Monday, November 16, 2009

Fire Of Love - The Gun Club


Distorted, savage blues have long been a cherished American institution, from the satanic verses of Robert Johnson through the whacked-out mumbo jumbo of Captain Beefheart to the high-voltage punk blues of the early White Stripes. And in the annals of frenzied, voodoo-addled blues legend, Jeffrey Lee Pierce and The Gun Club stand alone as the undisputed kings of swamp punk: blues twisted into a barely recognizable form by drugs, black magic, and white kids barely learning to play their instruments.
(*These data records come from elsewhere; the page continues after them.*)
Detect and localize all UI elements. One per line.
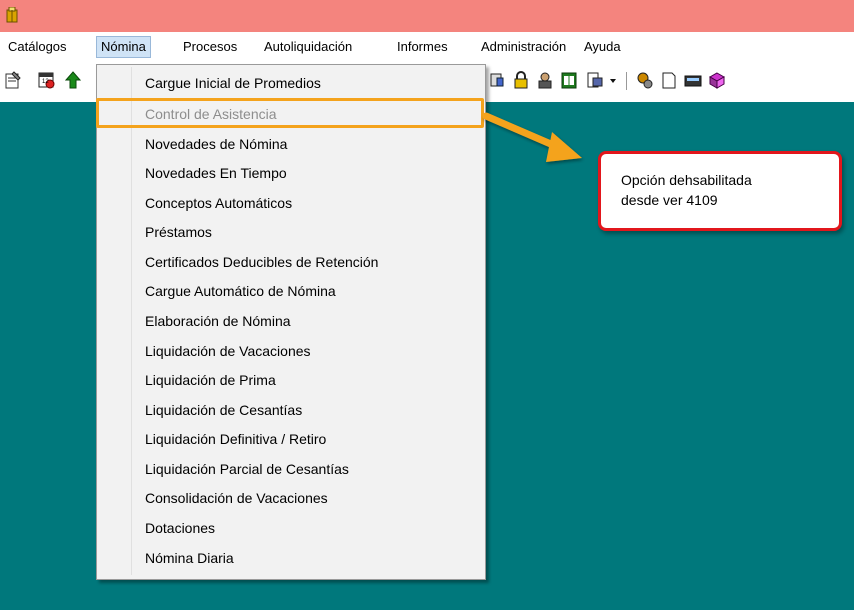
- menu-autoliquidacion[interactable]: Autoliquidación: [260, 37, 356, 57]
- menu-item-liquidacion-vacaciones[interactable]: Liquidación de Vacaciones: [145, 341, 311, 361]
- calculator-icon[interactable]: [684, 70, 702, 90]
- menu-item-liquidacion-definitiva[interactable]: Liquidación Definitiva / Retiro: [145, 429, 326, 449]
- callout-text: Opción dehsabilitada desde ver 4109: [621, 170, 821, 210]
- menu-item-cargue-inicial-promedios[interactable]: Cargue Inicial de Promedios: [145, 73, 321, 93]
- highlight-box: [96, 98, 484, 128]
- menu-item-liquidacion-cesantias[interactable]: Liquidación de Cesantías: [145, 400, 302, 420]
- cube-icon[interactable]: [708, 70, 726, 90]
- menu-nomina[interactable]: Nómina: [96, 36, 151, 58]
- user-config-icon[interactable]: [536, 70, 554, 90]
- menu-procesos[interactable]: Procesos: [179, 37, 241, 57]
- menu-item-elaboracion-nomina[interactable]: Elaboración de Nómina: [145, 311, 291, 331]
- callout-line-2: desde ver 4109: [621, 192, 718, 208]
- menu-item-liquidacion-parcial-cesantias[interactable]: Liquidación Parcial de Cesantías: [145, 459, 349, 479]
- svg-text:12: 12: [42, 79, 49, 85]
- print-preview-icon[interactable]: [586, 70, 604, 90]
- grid-tool-icon[interactable]: [488, 70, 506, 90]
- nomina-dropdown-menu: Cargue Inicial de Promedios Control de A…: [96, 64, 486, 580]
- menu-catalogos[interactable]: Catálogos: [4, 37, 71, 57]
- menu-item-prestamos[interactable]: Préstamos: [145, 222, 212, 242]
- annotation-callout: Opción dehsabilitada desde ver 4109: [598, 151, 842, 231]
- properties-icon[interactable]: [4, 70, 22, 90]
- lock-icon[interactable]: [512, 70, 530, 90]
- gears-icon[interactable]: [636, 70, 654, 90]
- menu-item-consolidacion-vacaciones[interactable]: Consolidación de Vacaciones: [145, 488, 328, 508]
- menu-item-novedades-nomina[interactable]: Novedades de Nómina: [145, 134, 287, 154]
- menu-item-liquidacion-prima[interactable]: Liquidación de Prima: [145, 370, 276, 390]
- spreadsheet-icon[interactable]: [560, 70, 578, 90]
- menu-item-cargue-automatico[interactable]: Cargue Automático de Nómina: [145, 281, 336, 301]
- menu-item-dotaciones[interactable]: Dotaciones: [145, 518, 215, 538]
- menu-informes[interactable]: Informes: [393, 37, 452, 57]
- chevron-down-icon[interactable]: [608, 70, 618, 90]
- arrow-up-icon[interactable]: [64, 70, 82, 90]
- app-icon: [6, 7, 18, 23]
- document-icon[interactable]: [660, 70, 678, 90]
- menu-gutter: [131, 67, 132, 575]
- menu-bar: Catálogos Nómina Procesos Autoliquidació…: [0, 32, 854, 60]
- menu-item-conceptos-automaticos[interactable]: Conceptos Automáticos: [145, 193, 292, 213]
- annotation-arrow: [482, 112, 582, 162]
- callout-line-1: Opción dehsabilitada: [621, 172, 752, 188]
- title-bar: [0, 0, 854, 32]
- menu-item-novedades-tiempo[interactable]: Novedades En Tiempo: [145, 163, 287, 183]
- menu-ayuda[interactable]: Ayuda: [580, 37, 625, 57]
- toolbar-separator: [626, 72, 627, 90]
- menu-item-nomina-diaria[interactable]: Nómina Diaria: [145, 548, 234, 568]
- menu-administracion[interactable]: Administración: [477, 37, 570, 57]
- menu-item-certificados-deducibles[interactable]: Certificados Deducibles de Retención: [145, 252, 378, 272]
- calendar-alarm-icon[interactable]: 12: [38, 70, 56, 90]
Fire Of Love dropped in 1981 and almost immediately changed the face of American roots music. While similar roots-punk groups like X were indulging their artier inclinations through poetic punk, and The Cramps were hamming it up and inventing "psychobilly", The Gun Club went straight for the jugular, hammering out eleven tracks of fiendish death rock that pulled together the most macabre aspects of blues, country, and primitive rock 'n' roll to create something altogether new and shocking. Jeffrey Lee Pierce's primal howl and descriptions of "huntin' for niggers down in the dark" and "fuck[ing] you 'til you die" still manage to sound both haunting and exhilariting, while the band creates a tense, sparse atmosphere of bottomless bass and slide guitar to back up his fearsome ranting. The band's frantic rendition of Robert Johnson's "Preachin' The Blues" teems with cathartic energy, while the reckless insanity of "For The Love Of Ivy" remains an unparalleled peak in roots rock nearly three decades after its recording. Elsewhere, "Ghost On The Highway" and "Fire Spirit" brim with horrific imagery and punk vigor, cementing Fire Of Love's reputation as a stone-cold classic from start to finish.